FDA Allows Controversial App to Be Marketed as Birth Control

The Food and Drug Administration is allowing a controversial app to be marketed as an effective form of birth control in the U.S. Natural Cycles uses the basal body temperatures of women and data from their menstrual cycles to predict which days they are the most fertile and the least fertile. The company claims this method is 93 percent effective.

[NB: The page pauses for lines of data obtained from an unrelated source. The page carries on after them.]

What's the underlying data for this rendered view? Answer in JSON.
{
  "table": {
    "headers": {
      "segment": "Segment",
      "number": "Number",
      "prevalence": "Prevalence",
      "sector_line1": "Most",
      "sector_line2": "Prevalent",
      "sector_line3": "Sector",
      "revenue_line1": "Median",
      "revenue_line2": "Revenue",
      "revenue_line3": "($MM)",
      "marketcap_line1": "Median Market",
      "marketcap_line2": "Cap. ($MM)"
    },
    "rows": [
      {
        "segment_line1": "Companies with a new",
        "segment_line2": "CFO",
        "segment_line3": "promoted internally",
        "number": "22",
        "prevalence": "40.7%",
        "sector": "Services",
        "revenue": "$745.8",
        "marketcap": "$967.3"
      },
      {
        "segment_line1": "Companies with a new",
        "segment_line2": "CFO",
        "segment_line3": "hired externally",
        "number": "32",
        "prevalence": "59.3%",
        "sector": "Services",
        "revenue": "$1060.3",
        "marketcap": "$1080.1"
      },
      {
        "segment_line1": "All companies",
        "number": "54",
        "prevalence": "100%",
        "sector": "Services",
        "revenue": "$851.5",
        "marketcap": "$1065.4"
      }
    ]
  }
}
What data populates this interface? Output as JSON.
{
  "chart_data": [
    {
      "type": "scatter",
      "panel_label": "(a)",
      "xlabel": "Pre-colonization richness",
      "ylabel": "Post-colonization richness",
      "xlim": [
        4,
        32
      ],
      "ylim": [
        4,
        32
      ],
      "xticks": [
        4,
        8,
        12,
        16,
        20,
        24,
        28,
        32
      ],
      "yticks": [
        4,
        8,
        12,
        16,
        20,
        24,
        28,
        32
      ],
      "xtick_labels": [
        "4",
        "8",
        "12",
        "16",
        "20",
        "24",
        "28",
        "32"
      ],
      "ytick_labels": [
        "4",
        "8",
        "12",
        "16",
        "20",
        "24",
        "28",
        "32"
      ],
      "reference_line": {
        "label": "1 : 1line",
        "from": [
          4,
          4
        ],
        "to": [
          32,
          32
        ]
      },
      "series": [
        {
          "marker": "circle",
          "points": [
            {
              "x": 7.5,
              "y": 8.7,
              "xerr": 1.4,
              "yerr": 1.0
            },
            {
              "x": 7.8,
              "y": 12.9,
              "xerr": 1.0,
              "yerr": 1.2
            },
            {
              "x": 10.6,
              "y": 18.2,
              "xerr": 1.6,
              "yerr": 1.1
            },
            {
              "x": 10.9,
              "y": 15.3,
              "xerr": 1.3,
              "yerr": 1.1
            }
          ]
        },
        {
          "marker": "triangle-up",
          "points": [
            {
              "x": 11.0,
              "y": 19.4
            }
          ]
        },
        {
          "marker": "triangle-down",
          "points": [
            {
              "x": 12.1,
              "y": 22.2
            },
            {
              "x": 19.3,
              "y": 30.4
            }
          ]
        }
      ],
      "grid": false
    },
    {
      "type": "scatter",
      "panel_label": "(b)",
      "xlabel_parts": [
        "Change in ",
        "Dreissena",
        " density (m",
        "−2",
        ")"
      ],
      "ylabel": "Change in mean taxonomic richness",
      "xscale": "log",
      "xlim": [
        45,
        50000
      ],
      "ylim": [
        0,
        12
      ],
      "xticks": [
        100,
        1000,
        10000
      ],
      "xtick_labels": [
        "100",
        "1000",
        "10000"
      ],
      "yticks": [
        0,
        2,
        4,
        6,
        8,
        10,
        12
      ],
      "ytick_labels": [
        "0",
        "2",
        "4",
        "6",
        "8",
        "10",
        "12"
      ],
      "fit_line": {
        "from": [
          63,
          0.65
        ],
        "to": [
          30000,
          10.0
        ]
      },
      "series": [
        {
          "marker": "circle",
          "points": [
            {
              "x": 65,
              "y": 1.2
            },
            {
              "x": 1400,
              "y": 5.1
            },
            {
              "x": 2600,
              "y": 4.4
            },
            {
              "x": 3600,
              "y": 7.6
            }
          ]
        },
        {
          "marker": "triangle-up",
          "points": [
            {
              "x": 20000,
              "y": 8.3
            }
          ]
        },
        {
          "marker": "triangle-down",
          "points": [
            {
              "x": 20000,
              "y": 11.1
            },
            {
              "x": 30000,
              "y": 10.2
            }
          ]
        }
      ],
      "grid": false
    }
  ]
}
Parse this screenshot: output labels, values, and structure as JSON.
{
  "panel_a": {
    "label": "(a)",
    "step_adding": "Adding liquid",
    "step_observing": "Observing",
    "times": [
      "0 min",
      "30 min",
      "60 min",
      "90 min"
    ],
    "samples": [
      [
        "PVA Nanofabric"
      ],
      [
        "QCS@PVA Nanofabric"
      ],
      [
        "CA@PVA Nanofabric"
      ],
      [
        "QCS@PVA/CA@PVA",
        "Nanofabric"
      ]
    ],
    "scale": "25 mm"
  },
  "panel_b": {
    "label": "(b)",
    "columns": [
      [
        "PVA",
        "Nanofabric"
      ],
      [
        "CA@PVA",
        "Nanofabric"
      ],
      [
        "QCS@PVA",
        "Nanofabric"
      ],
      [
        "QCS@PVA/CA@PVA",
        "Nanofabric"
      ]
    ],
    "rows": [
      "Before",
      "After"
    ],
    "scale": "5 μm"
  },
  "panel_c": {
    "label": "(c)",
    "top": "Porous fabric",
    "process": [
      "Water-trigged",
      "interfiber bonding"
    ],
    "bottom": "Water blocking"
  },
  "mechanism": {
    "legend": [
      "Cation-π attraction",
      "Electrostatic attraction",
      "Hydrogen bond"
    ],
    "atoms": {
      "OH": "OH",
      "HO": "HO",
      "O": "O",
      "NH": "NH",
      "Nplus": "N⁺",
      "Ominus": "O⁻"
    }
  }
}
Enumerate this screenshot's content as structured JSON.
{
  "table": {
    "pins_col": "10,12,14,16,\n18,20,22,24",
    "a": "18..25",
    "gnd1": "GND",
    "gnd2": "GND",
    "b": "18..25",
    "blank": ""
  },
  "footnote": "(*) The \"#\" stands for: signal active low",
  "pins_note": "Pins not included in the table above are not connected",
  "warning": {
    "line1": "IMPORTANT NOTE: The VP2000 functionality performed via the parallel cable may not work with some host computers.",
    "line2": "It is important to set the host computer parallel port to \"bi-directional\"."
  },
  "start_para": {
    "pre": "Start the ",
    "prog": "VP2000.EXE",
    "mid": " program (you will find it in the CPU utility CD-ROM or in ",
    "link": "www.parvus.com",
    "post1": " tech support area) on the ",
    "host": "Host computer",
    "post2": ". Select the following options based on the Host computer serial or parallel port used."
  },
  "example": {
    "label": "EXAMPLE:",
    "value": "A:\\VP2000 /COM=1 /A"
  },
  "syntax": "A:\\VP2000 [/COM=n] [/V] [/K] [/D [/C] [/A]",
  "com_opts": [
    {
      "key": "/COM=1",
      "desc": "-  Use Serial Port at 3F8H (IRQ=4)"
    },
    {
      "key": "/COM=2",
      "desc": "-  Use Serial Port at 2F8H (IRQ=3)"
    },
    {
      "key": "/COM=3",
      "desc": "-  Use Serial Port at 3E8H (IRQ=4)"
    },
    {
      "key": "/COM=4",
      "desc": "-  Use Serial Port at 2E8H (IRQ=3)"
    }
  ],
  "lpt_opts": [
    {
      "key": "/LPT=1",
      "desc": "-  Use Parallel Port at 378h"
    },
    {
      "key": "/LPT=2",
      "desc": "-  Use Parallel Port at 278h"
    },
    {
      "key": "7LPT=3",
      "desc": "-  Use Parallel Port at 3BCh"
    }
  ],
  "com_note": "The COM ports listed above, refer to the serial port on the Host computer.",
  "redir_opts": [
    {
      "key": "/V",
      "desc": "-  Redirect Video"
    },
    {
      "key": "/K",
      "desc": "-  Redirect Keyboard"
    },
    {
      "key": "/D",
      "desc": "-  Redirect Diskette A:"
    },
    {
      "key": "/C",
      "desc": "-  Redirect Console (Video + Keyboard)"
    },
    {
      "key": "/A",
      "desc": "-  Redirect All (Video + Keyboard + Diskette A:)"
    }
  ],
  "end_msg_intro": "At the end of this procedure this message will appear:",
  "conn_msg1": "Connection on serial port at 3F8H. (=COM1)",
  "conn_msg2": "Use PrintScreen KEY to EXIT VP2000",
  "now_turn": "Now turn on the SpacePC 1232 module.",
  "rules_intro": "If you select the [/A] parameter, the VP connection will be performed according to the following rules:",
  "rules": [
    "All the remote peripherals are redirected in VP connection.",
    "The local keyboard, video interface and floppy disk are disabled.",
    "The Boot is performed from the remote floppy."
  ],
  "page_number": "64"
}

The app marks “red days” when women need to use a form of contraception, while “green days” are billed as days when it is safe for women to have unprotected sex without the risk of getting pregnant. “[T]his new app can provide an effective method of contraception if it’s used carefully and correctly,” said Terri Cornelison, assistant director for the health of women in the FDA’s Center for Devices and Radiological Health. “But women should know that no form of contraception works perfectly, so an unplanned pregnancy could still result from correct usage of this device.” About 600,000 women worldwide reportedly use the app, but cases in Europe and in the U.K. show it has resulted in many unwanted pregnancies. The Swedish Medical Products Agency found that out of 668 women who sought an abortion at a Swedish hospital over a period of four months, 37 percent of them had been using Natural Cycles as their primary form of contraception. Natural Cycles claimed that the pregnancies were within its “typical use efficacy rate.”